There was a huge outburst of emotion this past weekend as the jury in the George Zimmerman case handed down its verdict of “Not Guilty”, absolving Mr. Zimmerman of any responsibility for the death of Trayvon Martin, an unarmed teenager. While I’m sure that there are some people who favored the verdict, the bulk of the reaction seems to be outrage that the man who admitted killing Trayvon, though, he argued, in self defense, was not being held accountable for it. How, so many have wondered, is it possible that an unarmed young man was killed, and no one is legally responsible?
It is tempting, but difficult, to try to put ourselves in the place of the jury. In our system, if there is any room for reasonable doubt in a case like this, then the jury is required to acquit the defendant. In this case, the jurors who listened to the testimony and the presentation of the cases must have concluded that there was some room for doubt, and did what the law requires them to do in such a case.
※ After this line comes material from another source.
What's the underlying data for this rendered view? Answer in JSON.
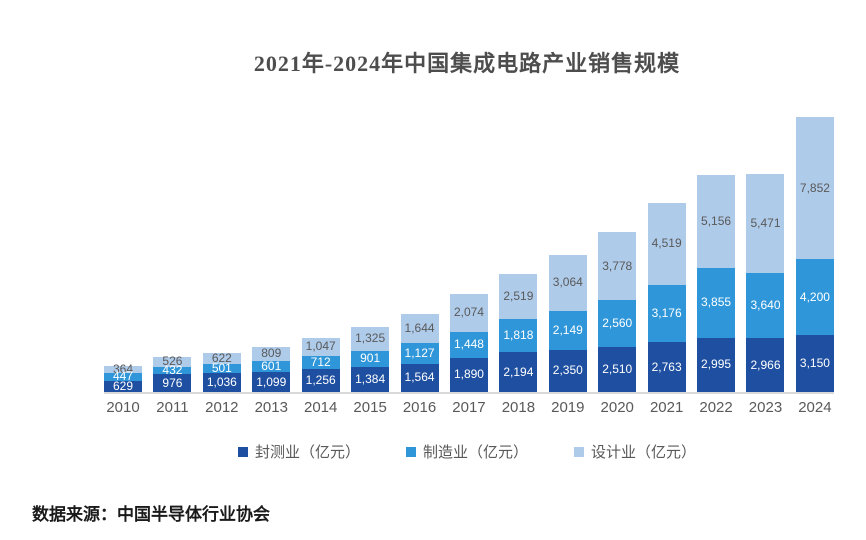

This trial demonstrates the limits of law. Most of the time, I think, the law and the legal system that embodies it works the way it is supposed to work, accurately holding people who have committed crimes responsible for what they have done. It is nevertheless true, however, that in the history of our jurisprudence, many innocent people have been wrongly convicted, and if that is true, then it stands to reason that a number of guilty people have gone free. Human systems are never perfect, and the legal system is no exception.
This past Sunday, in many churches, the story of the Good Samaritan was the Gospel reading for the day. It is a story, as one preacher pointed out, that tends to invite our immediate judgment on the people who crossed the street so as to avoid encountering, and having to deal with, the man who had been left beaten on the side of the road by unknown robbers. Naturally, we wonder how they could have been so heartless. As that same preacher also pointed out, however, there is another question that the story should invite but which we often don’t consider. And that is this: how is it that the robbers were able to attack the man in the first place? What sort of people are these, who would do such a thing? And what sort of a society produces such people?
The natural reaction of probably most people in this country, and even around the world, to the verdict in George Zimmerman’s trial is to wonder how the jury could possibly have taken the role of those in the Good Samaritan story who crossed the street. How could this jury have passed the body of Trayvon Martin and not held his killer responsible? For me, however, the more important question has nothing to do with the jury, but with the incident that brought that jury together. How is it that we have a society in which an unarmed teenager can get shot by an armed citizen on his way home? What is it in Mr. Zimmerman’s life that allows him to become so overwhelmed by fear of another, much younger human being that he feels justified to kill that person? And, if Trayvon Martin had not been black, would events have unfolded differently that night?
Last week, I wrote about the Paula Deen controversy, and I suggested that what we tended to miss in our response to that controversy was the opportunity it provided to us to search our own hearts and souls. The Zimmerman verdict — a far more serious matter — provides us with the same opportunity to search not only ourselves, but the heart and soul of our society, as well, and to ask if this is the kind of world we want to live in? Is this the sort of society we want? This case asks us hard questions about violence and racism in our culture, and how we deal with them — or don’t.
In the New Testament, there is a lot of discussion about law, particularly in the letters of St. Paul. There, the discussion is about the Jewish law and the way it was interpreted and practiced centuries ago. In meditating on that law, St. Paul observes how limited the law is as a device. It shows us where we fall short, but it does not empower us to create real and lasting change. That sort of empowerment depends on grace, that is, it depends on a genuine movement of the human spirit as that spirit is embraced, touched, and led by the Holy Spirit. In short, law can only take us so far. Where law fails, a genuine human-divine movement is required.
In the Zimmerman case, law has failed. Whether it failed systemically, or whether it failed simply because the prosecution’s case was not sufficiently strong, will be debated for a long time to come. But our outrage at that failure needs to move beyond a focus on the jurors or the legal process to the hard questions that the death of Trayvon Martin raises in the first place. What we need now is a genuine movement that seeks to get at the roots of violence and race relations in this country, a movement that recognizes that — regardless of legal outcomes — it is never okay for someone to end up dead on his way home. Trayvon Martin is dead, George Zimmerman’s soul has been damaged, and neither is okay. The law will not save us from future incidents like this. We must choose to walk a different path as a people and a nation.